Article by Alice Ferro

Translated by Giulia Baldo

“Somos malas, podemos ser peores” We are evil, we can be even more evil.

The notes of a trumpet in the silence of a recording room seem to foretell the roar of an earthquake. This is how Dora Garcia’s documentary opens, almost concealing – albeit temporarily – the disruptive force of what it will be its main subject. Music is, indeed, the seed of this work, whose title is the Spanish translation of “Wenn ich mir was wünschen dürfte”, a song by the German composer Friedrich Holländer… if I could desire something. The delicate recording sessions alternate with the intense images of the feminist movement’s fights, which have overwhelmed Mexico City for five years. The disappointment and the unheard suffering of women have been going on for so long that the sadness, the vulnerability derived from abandonment have transformed in shield and sword at the same time. This is what the song communicates, echoing for the entire duration of the film.

Mexico, torn apart by femicides and continuous disappearings, is the centre of a global plague, of a social emergency which has to be narrated as the product of a centuries-old culture and not as the result of few, isolated cases. “Every minute of every week they kidnap our friends, they kill our sisters” sing the women of Mexico City, showing their green handkerchiefs in support of legal abortion or the colourful signs which symbolize, one by one, the rights they claim. The march is irrepressible, it permeates the city and then resolves itself into destruction: the only weapon these women have left in order to be heard. It is through union that the individual vulnerabilities interweave in a defence network which allows women and little girls to reclaim the street, a place so ordinary, and yet almost prohibited to the one who walks alone. And it is precisely to those lonely women that the chants are addressed: “You are not alone”, “If they touch one, we will all answer”, “Yes, I believe you”.

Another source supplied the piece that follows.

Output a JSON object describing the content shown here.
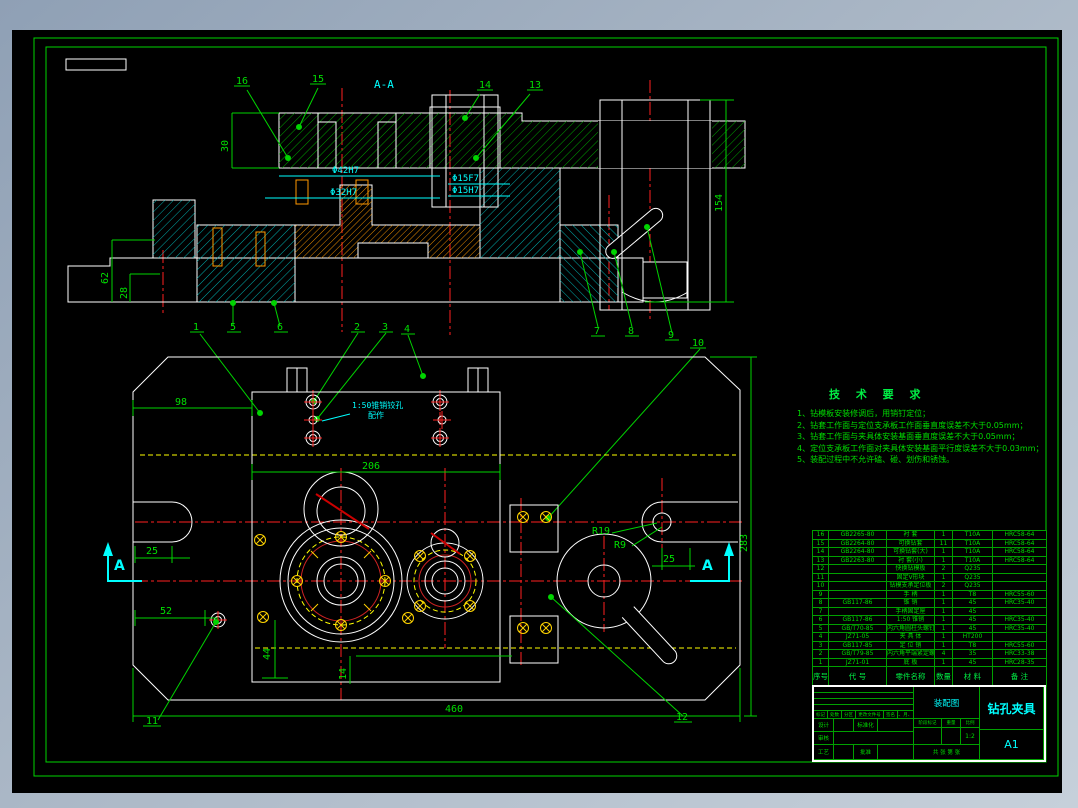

Dora Garcia skilfully builds the narration on two levels: on the one hand there is the idyllic music of La Bruja de Texcoco, whose identity is an absolute celebration of femininity, on the other hand there are the impetuous sounds of the fight, impetuous as the exhausted voices that fill up the streets, and the intense gazes, the bodies that are free to occupy space and to destroy in a way that does not befit young ladies. The frustration is palpable, the women’s chants seem to break through the screen, and yet it is like watching them scream without volume, since no one is listening.

The result is a hymn which is whispered and shouted at the same time, a bulky and loud hymn, a hymn that simply screams the right to exist as social actors, to exist as women, for all those who cannot do it anymore and for those who will come. Not one woman less. “I am Claudia, I am Esther and I am Teresa. I am Ingrid, I am Fabiola and I am Valeria”.